As technology expands, need for space shrinks Trend will alter skylines and change real estate industry

November 26, 1995|By Kevin L. McQuaid | Kevin L. McQuaid,SUN STAFF

Technological advances are shrinking the demand for commercial real estate, a trend that will alter city skylines, darken offices and forever change the landscape of the $3.3 trillion industry.

Before long, a growing number of industry analysts and academics predict, the technological revolution will affect every sector of the real estate industry, from downtown skyscrapers to distribution centers to manufacturing plants and strip shopping centers.

The trend will profoundly change the way future properties are developed, designed, leased, financed and analyzed for investment, the experts believe.

"Real estate to date has had a supply-side bias," said Jay Gouline, a professor at the Johns Hopkins University's Allan L. Berman Real Estate Institute and a local representative of TA Associates Realty, a Boston pension fund adviser. "The mentality has been, build it and they will come. Those days are behind us. The adage location, location, location today is myopic."

Technology's role and its implications become more important, analysts say, as companies are forced to become increasingly competitive, increasing the pressure to slash fixed costs such as rent.

Computers, fax machines, cellular phones all contribute, providing freedom for employees and reducing the amount of space that business has traditionally required.

"Real estate in the past was the only place people could do their work or shop, so we built a huge infrastructure to support that," said Barry D. Libert, managing director of Arthur Andersen's real estate transformation group, in Boston. "That's not true anymore."

Already, companies such as AT&T Corp. in Hunt Valley are pioneering space-reducing techniques such as telecommuting, where employees work either at home or from the road, and "hoteling," where workers book office time on an as-needed basis.

Such techniques are playing havoc with formulas used to forecast the need for new real estate development. In the past, 1.87 million square feet of new office space would be required to accommodate 7,500 new office workers. The figure is being reduced dramatically.

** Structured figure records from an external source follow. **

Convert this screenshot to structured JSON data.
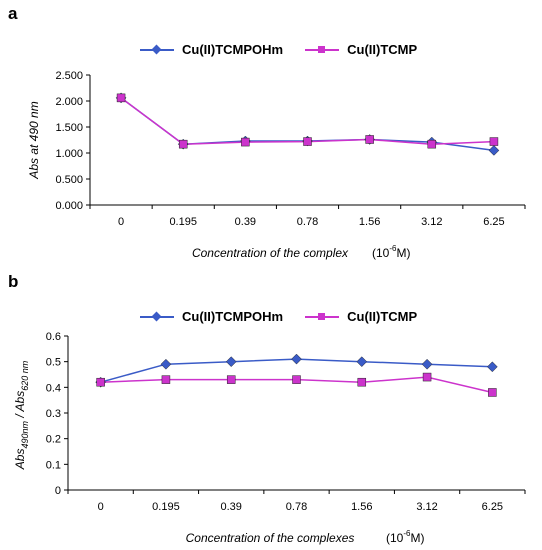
{
  "chart_data": [
    {
      "panel": "a",
      "type": "line",
      "categories": [
        "0",
        "0.195",
        "0.39",
        "0.78",
        "1.56",
        "3.12",
        "6.25"
      ],
      "series": [
        {
          "name": "Cu(II)TCMPOHm",
          "values": [
            2.06,
            1.17,
            1.23,
            1.23,
            1.26,
            1.21,
            1.05
          ],
          "color": "#3a5bc7",
          "marker": "diamond"
        },
        {
          "name": "Cu(II)TCMP",
          "values": [
            2.06,
            1.17,
            1.21,
            1.22,
            1.26,
            1.17,
            1.22
          ],
          "color": "#cc33cc",
          "marker": "square"
        }
      ],
      "ylabel": "Abs at 490 nm",
      "xlabel": "Concentration of the complex",
      "xunit_prefix": "(10",
      "xunit_exp": "-6",
      "xunit_suffix": "M)",
      "ylim": [
        0,
        2.5
      ],
      "yticks": [
        "0.000",
        "0.500",
        "1.000",
        "1.500",
        "2.000",
        "2.500"
      ],
      "legend": "top-center",
      "grid": false
    },
    {
      "panel": "b",
      "type": "line",
      "categories": [
        "0",
        "0.195",
        "0.39",
        "0.78",
        "1.56",
        "3.12",
        "6.25"
      ],
      "series": [
        {
          "name": "Cu(II)TCMPOHm",
          "values": [
            0.42,
            0.49,
            0.5,
            0.51,
            0.5,
            0.49,
            0.48
          ],
          "color": "#3a5bc7",
          "marker": "diamond"
        },
        {
          "name": "Cu(II)TCMP",
          "values": [
            0.42,
            0.43,
            0.43,
            0.43,
            0.42,
            0.44,
            0.38
          ],
          "color": "#cc33cc",
          "marker": "square"
        }
      ],
      "ylabel_main1": "Abs",
      "ylabel_sub1": "490nm",
      "ylabel_sep": " / Abs",
      "ylabel_sub2": "620 nm",
      "xlabel": "Concentration of the complexes",
      "xunit_prefix": "(10",
      "xunit_exp": "-6",
      "xunit_suffix": "M)",
      "ylim": [
        0,
        0.6
      ],
      "yticks": [
        "0",
        "0.1",
        "0.2",
        "0.3",
        "0.4",
        "0.5",
        "0.6"
      ],
      "legend": "top-center",
      "grid": false
    }
  ]
}
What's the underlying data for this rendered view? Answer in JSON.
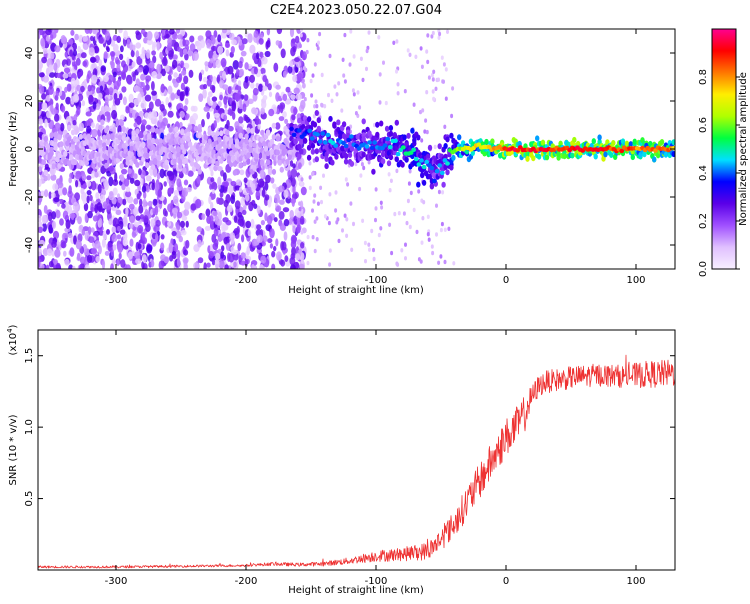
{
  "title": "C2E4.2023.050.22.07.G04",
  "chart_data": [
    {
      "type": "heatmap",
      "id": "spectrogram",
      "xlabel": "Height of straight line (km)",
      "ylabel": "Frequency (Hz)",
      "xlim": [
        -360,
        130
      ],
      "ylim": [
        -50,
        50
      ],
      "xticks": [
        -300,
        -200,
        -100,
        0,
        100
      ],
      "yticks": [
        -40,
        -20,
        0,
        20,
        40
      ],
      "colorbar": {
        "label": "Normalized spectral amplitude",
        "range": [
          0,
          1
        ],
        "ticks": [
          0.0,
          0.2,
          0.4,
          0.6,
          0.8
        ],
        "tick_labels": [
          "0.0",
          "0.2",
          "0.4",
          "0.6",
          "0.8"
        ],
        "colormap": [
          "#f8f0ff",
          "#e0c0ff",
          "#a050ff",
          "#5a00e8",
          "#0000ff",
          "#00e0ff",
          "#00ff40",
          "#b0ff00",
          "#ffee00",
          "#ff7700",
          "#ff0000",
          "#ff0090"
        ]
      },
      "track": {
        "heights": [
          -165,
          -150,
          -135,
          -120,
          -105,
          -90,
          -80,
          -70,
          -60,
          -55,
          -50,
          -45,
          -40,
          -30,
          -20,
          -10,
          0,
          20,
          40,
          60,
          80,
          100,
          120,
          130
        ],
        "frequency": [
          7,
          6,
          3,
          3,
          0,
          2,
          0,
          -2,
          -7,
          -10,
          -8,
          -3,
          0,
          0,
          1,
          0,
          0,
          0,
          0,
          0,
          0,
          0,
          0,
          0
        ],
        "peak_amplitude": [
          0.35,
          0.4,
          0.45,
          0.4,
          0.42,
          0.45,
          0.5,
          0.5,
          0.45,
          0.4,
          0.42,
          0.5,
          0.6,
          0.7,
          0.75,
          0.8,
          0.95,
          0.92,
          0.9,
          0.92,
          0.9,
          0.85,
          0.85,
          0.8
        ]
      },
      "noise_region": {
        "height_range": [
          -360,
          -155
        ],
        "typical_amplitude": 0.2
      }
    },
    {
      "type": "line",
      "id": "snr",
      "xlabel": "Height of straight line (km)",
      "ylabel": "SNR (10 * v/v)",
      "y_multiplier": "(x10",
      "y_multiplier_exp": "4",
      "y_multiplier_close": ")",
      "xlim": [
        -360,
        130
      ],
      "ylim": [
        0,
        1.68
      ],
      "xticks": [
        -300,
        -200,
        -100,
        0,
        100
      ],
      "yticks": [
        0.5,
        1.0,
        1.5
      ],
      "ytick_labels": [
        "0.5",
        "1.0",
        "1.5"
      ],
      "color": "#ee3333",
      "series": [
        {
          "name": "SNR",
          "x": [
            -360,
            -300,
            -250,
            -200,
            -180,
            -160,
            -140,
            -120,
            -100,
            -80,
            -60,
            -50,
            -40,
            -30,
            -20,
            -10,
            0,
            10,
            15,
            20,
            25,
            30,
            50,
            70,
            90,
            110,
            130
          ],
          "y": [
            0.02,
            0.02,
            0.025,
            0.03,
            0.04,
            0.035,
            0.04,
            0.06,
            0.09,
            0.1,
            0.12,
            0.2,
            0.3,
            0.45,
            0.6,
            0.75,
            0.9,
            1.0,
            1.08,
            1.2,
            1.27,
            1.3,
            1.33,
            1.35,
            1.34,
            1.35,
            1.36
          ],
          "noise": [
            0.01,
            0.01,
            0.01,
            0.01,
            0.015,
            0.015,
            0.02,
            0.03,
            0.05,
            0.06,
            0.08,
            0.1,
            0.12,
            0.15,
            0.16,
            0.17,
            0.17,
            0.17,
            0.16,
            0.1,
            0.1,
            0.1,
            0.1,
            0.1,
            0.1,
            0.12,
            0.12
          ]
        }
      ]
    }
  ]
}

However, the emergence of technology could add years to the recovery of Baltimore's central business district, already stung by a 23.2 percent office vacancy rate.

That figure was the third-worst on a list of least-improved office markets as compared with a year ago, according to a new Morgan Stanley & Co. Inc. report.

The prognosis for the city's older office buildings is especially poor, since those buildings are the least able to adapt to technological improvements by installing high-tech fiber-optic wires or upgrading their power supply to accommodate sophisticated computers. The result, analysts say, will mean that several of Baltimore's old office towers will be functionally obsolescent.

"The consequences for older properties downtown are especially disturbing," said Jeffrey B. Samet, a vice president of Colliers Pinkard, a Baltimore-based commercial real estate services firm. the utility of those buildings with smaller floors continues to .. diminish, decisions will have to be made. Whether that results in the razing of some structures is years away, I think."

In some cases, the impact is being felt now. Piper & Marbury, one of the city's largest law firms and office occupants, has transferred much of its law library from books to computer at its offices in the 25-story Charles Center South.

"It's reduced the need for satellite libraries on each floor, because now that material is on CD-ROM," said Jack Machen, a partner in the firm and chairman of its technology committee. Tom Fleming, Piper & Marbury's library director, said the electronic shift has allowed the firm to maintain its current 7,000 square feet of library space, despite significant additions of books.

Mr. Gouline calculates that a single CD-ROM disk can take the place of 9 cubic feet of file space.

"Between space utilization, technological advances and corporate downsizing, it really makes it hard to justify any new office construction downtown in the near term," said Ira J. Miller, a principal with Miller Corporate Real Estate Inc.

Office building development isn't the only real estate area likely to feel the influence of technology, however. Distribution space is also being hit, thanks to taller warehouses, automated conveyor and racking systems, computer software and manufacturers' moves to more concentrated products.

"The aggregate need for new distribution space will be only a small fraction of that required during the past three decades," said William C. Wheaton, director of the Massachusetts Institute of Technology's Center for Real Estate, in a recent trade publication article.